The purpose is to return control to the client if the server is busy, so that it can determine what to do.

The server code referenced previously is a stripped down case. The actual server is using a pre-fork model. Open socket, fork multiple child processes each calling accept with the OS figuring out which child gets to do the accept. Would you use semaphores?

Whatever proves to be a good measure of "server is busy". If requests are relatively constant in resource cost, then you might have a hard ceiling of "N max simultaneous requests" and a semaphore would be a good fit (and you'd need to pre-fork upto N+1 children, of course).

But you might have a different "busy" metric you want to use like "system load average" or "idle CPU percentage" or "virtual memory in use" or whatever.

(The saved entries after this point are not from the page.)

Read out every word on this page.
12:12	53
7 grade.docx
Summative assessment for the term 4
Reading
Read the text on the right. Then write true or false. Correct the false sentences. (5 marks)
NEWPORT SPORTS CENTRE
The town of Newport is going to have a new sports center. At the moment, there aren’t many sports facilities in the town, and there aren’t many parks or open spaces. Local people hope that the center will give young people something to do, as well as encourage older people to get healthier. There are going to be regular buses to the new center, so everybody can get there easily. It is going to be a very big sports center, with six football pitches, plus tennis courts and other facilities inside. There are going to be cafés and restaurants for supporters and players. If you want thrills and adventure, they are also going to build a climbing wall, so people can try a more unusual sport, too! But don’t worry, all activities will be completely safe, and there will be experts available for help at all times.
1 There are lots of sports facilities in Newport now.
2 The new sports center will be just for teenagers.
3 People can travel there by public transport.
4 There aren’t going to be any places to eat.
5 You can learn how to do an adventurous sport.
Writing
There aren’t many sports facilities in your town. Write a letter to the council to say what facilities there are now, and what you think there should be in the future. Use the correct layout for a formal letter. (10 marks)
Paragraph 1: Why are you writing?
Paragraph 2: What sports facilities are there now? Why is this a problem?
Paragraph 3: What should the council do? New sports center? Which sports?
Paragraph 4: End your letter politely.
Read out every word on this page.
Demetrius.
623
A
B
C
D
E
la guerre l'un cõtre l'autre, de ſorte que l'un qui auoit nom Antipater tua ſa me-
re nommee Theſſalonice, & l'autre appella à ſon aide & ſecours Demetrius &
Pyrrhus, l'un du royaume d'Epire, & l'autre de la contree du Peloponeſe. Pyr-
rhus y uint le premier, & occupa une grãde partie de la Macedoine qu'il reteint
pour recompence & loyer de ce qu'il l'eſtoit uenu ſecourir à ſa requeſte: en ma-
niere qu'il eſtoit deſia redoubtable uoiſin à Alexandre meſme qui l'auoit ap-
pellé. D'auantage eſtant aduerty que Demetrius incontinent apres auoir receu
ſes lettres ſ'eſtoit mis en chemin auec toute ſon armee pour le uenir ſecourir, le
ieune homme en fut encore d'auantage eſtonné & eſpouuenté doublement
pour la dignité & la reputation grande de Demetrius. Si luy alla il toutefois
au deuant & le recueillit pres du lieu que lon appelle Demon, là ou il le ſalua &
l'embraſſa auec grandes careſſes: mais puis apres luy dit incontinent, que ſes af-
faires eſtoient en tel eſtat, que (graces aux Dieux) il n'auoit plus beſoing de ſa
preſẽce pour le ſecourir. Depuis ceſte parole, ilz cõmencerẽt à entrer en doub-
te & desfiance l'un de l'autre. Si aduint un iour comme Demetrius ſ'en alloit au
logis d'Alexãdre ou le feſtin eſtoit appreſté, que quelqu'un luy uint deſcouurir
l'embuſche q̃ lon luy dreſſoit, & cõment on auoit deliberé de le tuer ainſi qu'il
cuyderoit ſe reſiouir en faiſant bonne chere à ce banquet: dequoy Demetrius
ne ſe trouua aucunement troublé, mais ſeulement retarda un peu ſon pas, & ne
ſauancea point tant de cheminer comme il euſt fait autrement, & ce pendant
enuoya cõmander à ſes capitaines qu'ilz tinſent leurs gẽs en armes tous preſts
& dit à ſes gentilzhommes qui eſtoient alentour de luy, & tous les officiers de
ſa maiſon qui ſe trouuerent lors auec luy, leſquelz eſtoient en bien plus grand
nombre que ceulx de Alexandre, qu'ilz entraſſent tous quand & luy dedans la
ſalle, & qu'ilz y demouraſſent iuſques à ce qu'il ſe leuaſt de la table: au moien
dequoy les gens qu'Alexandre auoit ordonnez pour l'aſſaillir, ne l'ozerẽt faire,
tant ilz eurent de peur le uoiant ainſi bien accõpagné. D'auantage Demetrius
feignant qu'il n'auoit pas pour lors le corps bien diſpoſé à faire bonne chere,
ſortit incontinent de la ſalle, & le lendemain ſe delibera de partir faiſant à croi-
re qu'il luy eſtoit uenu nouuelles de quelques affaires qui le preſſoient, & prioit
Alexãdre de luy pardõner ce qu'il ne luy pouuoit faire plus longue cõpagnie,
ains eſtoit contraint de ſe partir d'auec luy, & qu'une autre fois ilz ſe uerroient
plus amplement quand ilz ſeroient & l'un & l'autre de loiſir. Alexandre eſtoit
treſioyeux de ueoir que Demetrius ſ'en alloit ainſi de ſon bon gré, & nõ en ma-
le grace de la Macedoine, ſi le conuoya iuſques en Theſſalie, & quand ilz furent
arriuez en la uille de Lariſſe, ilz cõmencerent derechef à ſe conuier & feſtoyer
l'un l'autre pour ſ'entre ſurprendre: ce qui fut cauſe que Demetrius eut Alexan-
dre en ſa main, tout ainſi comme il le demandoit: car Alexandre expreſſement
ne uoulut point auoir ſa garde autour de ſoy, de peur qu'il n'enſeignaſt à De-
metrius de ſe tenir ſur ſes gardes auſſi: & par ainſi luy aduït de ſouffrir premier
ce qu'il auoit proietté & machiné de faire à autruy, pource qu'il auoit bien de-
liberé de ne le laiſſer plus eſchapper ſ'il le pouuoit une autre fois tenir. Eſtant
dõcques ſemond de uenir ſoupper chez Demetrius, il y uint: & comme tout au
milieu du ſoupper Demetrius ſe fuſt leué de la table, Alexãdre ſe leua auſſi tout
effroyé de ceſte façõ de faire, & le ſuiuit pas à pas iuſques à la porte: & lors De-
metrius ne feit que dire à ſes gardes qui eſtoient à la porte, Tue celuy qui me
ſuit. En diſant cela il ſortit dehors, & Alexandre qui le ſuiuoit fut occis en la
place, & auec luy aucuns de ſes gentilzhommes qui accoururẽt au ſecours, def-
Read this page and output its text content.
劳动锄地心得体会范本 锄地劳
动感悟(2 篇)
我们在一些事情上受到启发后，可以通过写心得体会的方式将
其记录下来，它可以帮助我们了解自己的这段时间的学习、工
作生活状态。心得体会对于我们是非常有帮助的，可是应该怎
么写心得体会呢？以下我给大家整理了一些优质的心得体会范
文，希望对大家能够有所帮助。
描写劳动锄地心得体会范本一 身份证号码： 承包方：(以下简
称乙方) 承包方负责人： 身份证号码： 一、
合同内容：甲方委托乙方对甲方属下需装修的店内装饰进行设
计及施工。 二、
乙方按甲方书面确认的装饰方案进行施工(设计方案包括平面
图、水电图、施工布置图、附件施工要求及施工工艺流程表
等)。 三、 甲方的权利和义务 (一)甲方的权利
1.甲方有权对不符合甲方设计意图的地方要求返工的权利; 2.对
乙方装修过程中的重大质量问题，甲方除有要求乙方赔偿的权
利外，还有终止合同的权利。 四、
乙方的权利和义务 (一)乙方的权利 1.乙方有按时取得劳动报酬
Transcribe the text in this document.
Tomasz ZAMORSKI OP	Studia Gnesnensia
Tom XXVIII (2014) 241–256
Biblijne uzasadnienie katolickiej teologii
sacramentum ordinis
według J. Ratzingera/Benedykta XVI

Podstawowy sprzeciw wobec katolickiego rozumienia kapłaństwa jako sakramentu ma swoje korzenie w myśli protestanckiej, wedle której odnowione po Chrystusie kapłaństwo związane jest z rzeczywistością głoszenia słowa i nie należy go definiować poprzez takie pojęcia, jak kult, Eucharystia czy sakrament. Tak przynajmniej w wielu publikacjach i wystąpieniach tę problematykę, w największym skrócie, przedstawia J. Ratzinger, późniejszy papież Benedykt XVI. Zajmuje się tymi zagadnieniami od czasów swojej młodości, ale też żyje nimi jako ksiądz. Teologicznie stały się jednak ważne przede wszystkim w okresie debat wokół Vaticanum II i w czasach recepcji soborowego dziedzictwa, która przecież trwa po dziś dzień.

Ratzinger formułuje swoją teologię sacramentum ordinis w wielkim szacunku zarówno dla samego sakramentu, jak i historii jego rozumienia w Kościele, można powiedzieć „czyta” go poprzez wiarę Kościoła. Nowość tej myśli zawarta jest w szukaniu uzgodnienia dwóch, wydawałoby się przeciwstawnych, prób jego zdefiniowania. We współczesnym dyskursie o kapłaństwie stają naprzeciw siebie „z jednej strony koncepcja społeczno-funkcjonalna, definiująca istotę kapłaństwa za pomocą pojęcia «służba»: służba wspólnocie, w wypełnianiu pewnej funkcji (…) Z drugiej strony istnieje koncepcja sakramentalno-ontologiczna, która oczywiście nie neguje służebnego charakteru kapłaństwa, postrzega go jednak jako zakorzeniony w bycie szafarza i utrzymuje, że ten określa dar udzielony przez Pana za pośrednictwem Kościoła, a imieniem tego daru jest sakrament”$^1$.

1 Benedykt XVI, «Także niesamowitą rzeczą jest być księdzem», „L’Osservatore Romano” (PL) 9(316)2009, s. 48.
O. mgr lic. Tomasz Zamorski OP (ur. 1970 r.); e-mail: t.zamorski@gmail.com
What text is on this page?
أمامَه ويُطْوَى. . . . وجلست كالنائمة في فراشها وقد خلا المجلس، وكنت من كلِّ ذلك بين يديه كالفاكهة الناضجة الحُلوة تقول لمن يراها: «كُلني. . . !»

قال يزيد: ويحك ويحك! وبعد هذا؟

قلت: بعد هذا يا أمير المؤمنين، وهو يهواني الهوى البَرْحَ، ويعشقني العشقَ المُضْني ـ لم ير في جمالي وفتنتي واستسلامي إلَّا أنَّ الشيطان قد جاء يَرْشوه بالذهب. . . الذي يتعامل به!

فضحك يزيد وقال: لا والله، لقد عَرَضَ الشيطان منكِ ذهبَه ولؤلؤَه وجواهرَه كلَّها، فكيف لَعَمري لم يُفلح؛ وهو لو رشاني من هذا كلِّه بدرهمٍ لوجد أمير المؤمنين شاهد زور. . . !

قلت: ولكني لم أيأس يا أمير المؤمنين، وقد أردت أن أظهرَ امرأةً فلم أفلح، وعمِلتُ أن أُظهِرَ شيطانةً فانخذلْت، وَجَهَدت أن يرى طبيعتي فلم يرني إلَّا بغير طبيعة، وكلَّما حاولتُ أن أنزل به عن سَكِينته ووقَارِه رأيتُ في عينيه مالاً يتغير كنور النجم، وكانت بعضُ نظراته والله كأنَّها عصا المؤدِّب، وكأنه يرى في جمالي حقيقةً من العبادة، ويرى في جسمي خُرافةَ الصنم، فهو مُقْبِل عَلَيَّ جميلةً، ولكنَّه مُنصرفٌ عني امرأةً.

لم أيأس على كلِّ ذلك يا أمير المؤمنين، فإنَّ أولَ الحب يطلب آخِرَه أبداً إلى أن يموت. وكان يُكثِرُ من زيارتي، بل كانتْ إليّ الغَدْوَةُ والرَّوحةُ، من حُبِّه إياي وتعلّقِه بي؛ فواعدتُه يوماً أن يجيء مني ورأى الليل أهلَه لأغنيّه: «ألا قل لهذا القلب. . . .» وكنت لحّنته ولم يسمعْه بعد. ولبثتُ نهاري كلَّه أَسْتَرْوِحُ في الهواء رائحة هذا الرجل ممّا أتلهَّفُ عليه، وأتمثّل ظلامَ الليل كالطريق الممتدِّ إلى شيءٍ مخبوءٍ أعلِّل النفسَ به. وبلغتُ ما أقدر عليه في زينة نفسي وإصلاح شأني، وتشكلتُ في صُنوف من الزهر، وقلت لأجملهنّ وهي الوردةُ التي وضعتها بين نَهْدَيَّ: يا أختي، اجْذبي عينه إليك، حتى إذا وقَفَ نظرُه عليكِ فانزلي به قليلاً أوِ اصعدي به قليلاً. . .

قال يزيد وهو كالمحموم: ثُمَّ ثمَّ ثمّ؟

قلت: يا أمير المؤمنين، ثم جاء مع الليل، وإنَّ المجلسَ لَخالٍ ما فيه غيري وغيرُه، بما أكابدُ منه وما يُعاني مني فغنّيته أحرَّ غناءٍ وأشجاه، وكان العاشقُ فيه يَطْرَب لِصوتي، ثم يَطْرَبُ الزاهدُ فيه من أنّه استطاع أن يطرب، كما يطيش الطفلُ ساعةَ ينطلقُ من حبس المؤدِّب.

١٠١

But, even if you do implement some "busy" metric other than "N simultaneous requests", you'll probably still have some "max N children" configuration and so a N-1 semaphore is probably still a good idea.

- tye        

If it's worth for the client to reconnect to another box if the server is busy, I suppose the jobs take relatively long to process, otherwise the client could expect a server process to become free soonish when it enters the listen queue.

Are you sure you want preforked servers for that? Because the preforking is usually done to avoid the fork() overhead if it takes a significant fraction of the whole request processing time.

Otherwise you could have one master process that accepts all connections and can optionally have a little dialog with the client. If it can down a nonblocking semaphore, it just forks and lets the child do the rest, otherwise it tells the client to check another box (you could even have the servers inform each other of their current load so it could give a hint to the client) and hangs up.

I don't think that using semaphores is a particularly good idea. There are some situations where these things can get left in memory when crashes happen and part of a system resource can just without much adieu ... just go away.

See my other post with "option 2". If you want to share a bit of "go no/go information" between processes, consider using the file lock mechanism. This is a common way to do this. The "busy/not busy decider" manages a write lock.. more specifically an exclusive lock to a zero length file. Other processes test this file to see: "if I wanted to get a write lock, could I do it?". If the answer is "no" then close the active connection.

The file lock control table is a memory resident thing and checking this is fast but you have to open the file first, however this is usually fast compared with the network delays just to get to your box to begin with. Have the "decider" function be the only one who actually locks this "I_am_too_busy" file.

If the "decider" process crashes for some reason, its lock is released - no clean-up required. A semaphore can potentially have problems.

There are other ways to share information between processes on *nix systems. I would think about the easiest ways and only get more complicated when needed. Stay with the *nix forking server model if you can. I would also consider the post by mbethke.

I don't see any specs on how fast this has to be, nor benchmarks that show why a particular implementation is too slow. The fastest implementation would be a "super server" which is the most complicated model because it involved both select based and fork based code. I would write that in C if this level of complexity and performance is needed.

Anyway, this thread started with a fairly simple question and it appears that things are getting more and more complicated.